Non c’è rivoluzione culturale, però, che non sia anche e in primis rivoluzione sonora, e “Pour L’Amour” stende le braccia tra la trap di “Ragazzi Madre” e il pop rock di “1969”, andando a colmare un gap sono che nessuno, prima di lui, nel panorama HipHop aveva mai osato varcare.
Il progetto, infatti, è interamente sperimentale: il barocco visivo si fa barocco sonoro nelle mani di Boss Doms che sigla il primo disco interamente Samba Trap che l’Italia abbia mai conosciuto. Suoni tropicali, caraibici, reggaeton, casse dritte, house e dancehall: se “Pour L’Amour” ha resistito al tempo, non risultando mai veramente stantio, è dovuto alle sue produzioni, che come un caleidoscopio, rendono concreta la narrazione della nauseante ostentazione che Achille porta avanti per più di 40 minuti.
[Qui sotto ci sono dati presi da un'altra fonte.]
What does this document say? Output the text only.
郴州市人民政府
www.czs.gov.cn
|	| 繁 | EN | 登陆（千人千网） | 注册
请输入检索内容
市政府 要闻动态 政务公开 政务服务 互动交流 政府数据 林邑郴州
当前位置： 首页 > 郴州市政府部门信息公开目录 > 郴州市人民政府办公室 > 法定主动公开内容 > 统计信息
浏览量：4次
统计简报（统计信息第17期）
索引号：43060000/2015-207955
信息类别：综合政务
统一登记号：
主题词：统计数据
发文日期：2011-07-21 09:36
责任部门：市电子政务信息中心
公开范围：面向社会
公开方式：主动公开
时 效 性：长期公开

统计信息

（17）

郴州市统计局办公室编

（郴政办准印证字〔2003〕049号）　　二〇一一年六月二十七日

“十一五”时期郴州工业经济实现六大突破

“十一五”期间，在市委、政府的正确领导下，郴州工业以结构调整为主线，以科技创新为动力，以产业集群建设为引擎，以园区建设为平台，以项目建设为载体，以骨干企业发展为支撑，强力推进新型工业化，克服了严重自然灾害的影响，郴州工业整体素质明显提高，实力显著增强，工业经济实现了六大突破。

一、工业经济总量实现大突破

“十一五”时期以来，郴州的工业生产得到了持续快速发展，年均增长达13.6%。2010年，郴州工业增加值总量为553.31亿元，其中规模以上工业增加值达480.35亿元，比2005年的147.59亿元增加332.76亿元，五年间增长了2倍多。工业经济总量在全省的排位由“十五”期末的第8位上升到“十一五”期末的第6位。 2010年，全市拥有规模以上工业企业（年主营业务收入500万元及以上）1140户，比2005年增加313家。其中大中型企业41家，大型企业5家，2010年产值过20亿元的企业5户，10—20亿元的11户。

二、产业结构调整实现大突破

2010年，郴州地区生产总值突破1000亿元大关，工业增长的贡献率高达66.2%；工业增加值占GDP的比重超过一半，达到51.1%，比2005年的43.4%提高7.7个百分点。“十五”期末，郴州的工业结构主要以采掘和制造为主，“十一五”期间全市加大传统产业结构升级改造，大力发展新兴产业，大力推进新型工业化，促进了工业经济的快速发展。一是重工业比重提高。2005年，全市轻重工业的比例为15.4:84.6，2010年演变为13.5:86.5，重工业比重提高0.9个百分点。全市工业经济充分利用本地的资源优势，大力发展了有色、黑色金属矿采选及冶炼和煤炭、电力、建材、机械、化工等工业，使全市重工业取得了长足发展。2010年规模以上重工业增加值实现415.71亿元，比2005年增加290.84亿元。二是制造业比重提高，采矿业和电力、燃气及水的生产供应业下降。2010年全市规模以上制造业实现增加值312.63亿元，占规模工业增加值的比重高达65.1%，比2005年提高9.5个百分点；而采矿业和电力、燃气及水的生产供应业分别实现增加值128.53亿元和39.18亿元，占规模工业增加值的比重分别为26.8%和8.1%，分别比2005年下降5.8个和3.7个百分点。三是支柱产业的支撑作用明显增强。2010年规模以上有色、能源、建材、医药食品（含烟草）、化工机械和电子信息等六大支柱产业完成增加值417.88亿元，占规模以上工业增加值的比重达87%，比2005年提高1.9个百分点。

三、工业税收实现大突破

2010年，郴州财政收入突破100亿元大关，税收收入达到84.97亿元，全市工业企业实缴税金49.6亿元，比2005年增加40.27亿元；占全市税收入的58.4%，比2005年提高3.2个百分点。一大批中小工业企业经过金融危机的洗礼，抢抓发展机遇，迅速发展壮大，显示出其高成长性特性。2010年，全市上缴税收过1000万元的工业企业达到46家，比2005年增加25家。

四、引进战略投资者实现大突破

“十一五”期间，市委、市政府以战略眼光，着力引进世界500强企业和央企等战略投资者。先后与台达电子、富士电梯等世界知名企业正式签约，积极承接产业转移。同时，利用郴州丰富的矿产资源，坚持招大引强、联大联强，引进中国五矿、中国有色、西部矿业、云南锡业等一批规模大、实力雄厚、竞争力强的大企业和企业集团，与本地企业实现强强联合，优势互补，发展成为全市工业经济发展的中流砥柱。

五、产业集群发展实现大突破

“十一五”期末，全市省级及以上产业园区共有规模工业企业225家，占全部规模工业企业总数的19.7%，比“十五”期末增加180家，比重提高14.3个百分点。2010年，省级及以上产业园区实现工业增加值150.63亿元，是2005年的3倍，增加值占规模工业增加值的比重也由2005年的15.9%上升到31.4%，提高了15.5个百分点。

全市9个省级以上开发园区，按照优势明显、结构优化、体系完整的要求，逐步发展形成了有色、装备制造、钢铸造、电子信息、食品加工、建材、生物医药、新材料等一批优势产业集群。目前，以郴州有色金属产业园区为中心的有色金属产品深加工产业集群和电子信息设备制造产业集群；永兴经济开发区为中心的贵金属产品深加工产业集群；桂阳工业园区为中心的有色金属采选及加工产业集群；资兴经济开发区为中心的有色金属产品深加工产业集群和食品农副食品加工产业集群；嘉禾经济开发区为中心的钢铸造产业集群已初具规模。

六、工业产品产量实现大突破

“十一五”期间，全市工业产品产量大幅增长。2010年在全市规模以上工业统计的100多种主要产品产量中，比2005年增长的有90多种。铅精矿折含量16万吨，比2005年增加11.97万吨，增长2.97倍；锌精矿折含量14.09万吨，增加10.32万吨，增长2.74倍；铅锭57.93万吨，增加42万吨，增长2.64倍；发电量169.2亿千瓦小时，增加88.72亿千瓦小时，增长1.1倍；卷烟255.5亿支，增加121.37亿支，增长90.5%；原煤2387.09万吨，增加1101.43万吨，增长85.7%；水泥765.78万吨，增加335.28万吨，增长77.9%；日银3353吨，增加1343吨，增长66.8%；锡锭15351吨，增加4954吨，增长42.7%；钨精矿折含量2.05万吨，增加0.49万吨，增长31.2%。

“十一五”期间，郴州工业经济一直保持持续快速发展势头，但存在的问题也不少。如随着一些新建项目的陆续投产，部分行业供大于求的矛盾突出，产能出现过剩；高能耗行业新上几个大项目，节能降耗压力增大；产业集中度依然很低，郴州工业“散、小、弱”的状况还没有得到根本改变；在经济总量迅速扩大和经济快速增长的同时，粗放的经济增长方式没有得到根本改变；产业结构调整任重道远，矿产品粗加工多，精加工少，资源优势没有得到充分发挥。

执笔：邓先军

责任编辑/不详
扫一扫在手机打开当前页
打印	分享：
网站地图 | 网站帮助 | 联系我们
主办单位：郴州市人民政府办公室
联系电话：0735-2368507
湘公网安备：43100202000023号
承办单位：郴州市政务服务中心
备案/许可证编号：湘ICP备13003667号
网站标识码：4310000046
I bonghi di “Non Sei Come Me”, i bassi di “Midnight Carnival” e le percussioni di “El Ninho” teletrasportano l’ascoltatore nell’America Latina, mentre è immerso nella suite dell’albergo più blasonato della capitale. Nelle mani di Doms la villa si fa giungla, e Achille ne è il re.
Arriviamo alla conclusione.
Le luci del palco si chiudono. La festa è finita. Via gli orecchini, le pellice. Via il rossetto, il costume da angelo e i lustrini. Getta i bracciali, getta gli anelli. Sfascia i quadri che ti circondano, strappa le tende. Non valgono niente. Via la coca, non sa di niente. Questa ricchezza non vale un soldo, questo blasone non vale un grammo di felicità. E’ arrivata “Penelope“.
“Penelope” chiude “Pour L’Amour“, è l’ultima traccia del disco. La accompagna un accordo di pianoforte leggero, che gira inesorabile, semplice, lungo tutta la durata del brano. Essenziale, spoglio, disadorno, lontanissimo dalla frenesia animalesca delle altre tracce del disco.
In tre minuti e una manciata di secondi, Achille diventa Lauro, l’angelo sembra dimenticarsi di tutto e comincia a piangere, nella consapevolezza che quest’aspirazione a vivere una vita immersa nei piaceri, non sarà mai in grado di colmare un vuoto esistenziale più profondo, un’insoddisfazione esistenziale insaziabile.
Lauro prega, da angelo si fa uomo, implora Penelope di insegnargli a essere fragile, a essere autentico, a essere vero. A distanza di tanti anni, “Penelope” resta una delle più alte manifestazioni artistiche della discografia di Achille Lauro.
Finché non conta ciò che c’è ma solo ciò che manca
Achille Lauro – Penelope (Pour L’amour, 2018)
Oh, dire “sto bene” è la bugia che dico più spesso
Come “i soldi ci fanno felici”
O come “senza soldi si può essere ricchi”
Come ho detto prima “Pour L’Amour” cambierà le regole del gioco, sarà l’ultimo tassello di una storia passata e il primo passo di una storia che già conoscete, e che gli altri in redazione sapranno raccontarvi meglio di me. Quello che resta oggi di questo disco è quell’angelo bellissimo e splendente che, con gli occhi bordati di nero, piange: è la bellissima fragilità che scorre nella vita.